By the Numbers – Private Equity at NYCERS – 2011 to 2015

Since 2011 NYCERS has dropped the following number of private equity contracts:

  • 2010 – 3
  • 2011 – 4
  • 2012 – 7
  • 2013 – 0
  • 2014 – 8
It is not clear how many of these contracts were standard exits and how many were sold at a loss. NYCERS has provided no cash flow history for these dropped contracts except one. That was Allegra in 2012. That is because I requested the information. You can read about the Allegra disaster in one of my previous postings.

It is reasonable to assume that most of these dropped contracts were equally bad.

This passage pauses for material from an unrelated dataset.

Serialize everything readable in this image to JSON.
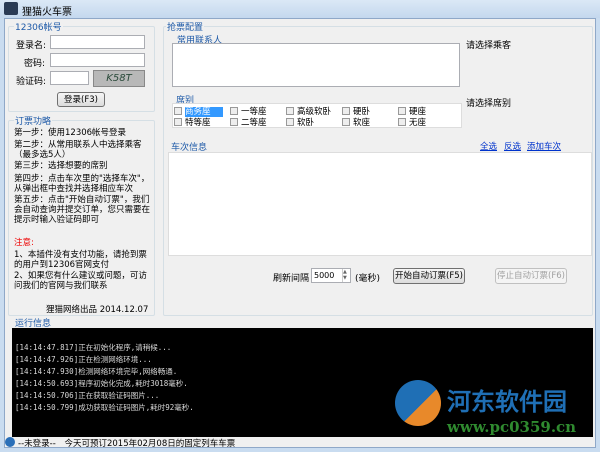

Everyone knows that the private equity industry is feeding off of the US public pension fund structure. It is a malignant cancer but no one wants to publicly admit it because that admission would make the public pension funds look like fools and would put most private equity firms out of business.

Now, for the bad news. NYCERS has continued to enter into new private equity contracts since 2010 as you can see from the numbers below:

  • 2010 – 8
  • 2011 – 5
  • 2012 – 7
  • 2013 – 7
  • 2014 – 14
  • 2015 – 3 (as of Sept. 30, 2014)
You would have thought that NYCERS would be quietly trying to get out from under these flawed investment deals but no. There is no end to this stupidity.

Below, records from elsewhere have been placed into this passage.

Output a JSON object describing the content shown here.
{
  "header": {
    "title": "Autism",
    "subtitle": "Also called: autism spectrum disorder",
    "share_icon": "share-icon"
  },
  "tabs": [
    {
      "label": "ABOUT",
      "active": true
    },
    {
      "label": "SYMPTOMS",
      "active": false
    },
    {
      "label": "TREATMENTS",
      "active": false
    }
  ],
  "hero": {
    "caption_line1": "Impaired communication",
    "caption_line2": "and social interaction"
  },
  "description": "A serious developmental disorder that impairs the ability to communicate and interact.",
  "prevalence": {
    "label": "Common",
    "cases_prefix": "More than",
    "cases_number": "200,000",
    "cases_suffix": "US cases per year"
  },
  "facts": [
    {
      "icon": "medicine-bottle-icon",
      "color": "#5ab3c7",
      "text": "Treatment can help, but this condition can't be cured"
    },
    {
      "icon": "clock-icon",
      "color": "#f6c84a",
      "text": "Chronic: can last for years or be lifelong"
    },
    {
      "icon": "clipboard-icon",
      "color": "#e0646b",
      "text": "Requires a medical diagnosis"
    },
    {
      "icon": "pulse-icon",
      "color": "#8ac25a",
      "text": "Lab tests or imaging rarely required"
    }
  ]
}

NYCERS’s private equity fees for FY-2014 were $44.1M for 142 contracts allegedly worth $4.0B. Don’t bet the ranch on that figure. There is an added charge for private equity organizational costs of $13.9M (page 120). No one knows who this money was paid to except that it has a private equity label.

The sum of the two costs is $58.0M. That is 145 basis points or a 1.45% annual charge. Another serious problem is that NYCERS is not reporting 33 of the 142 contracts in its fee schedule on page 135. Enough said.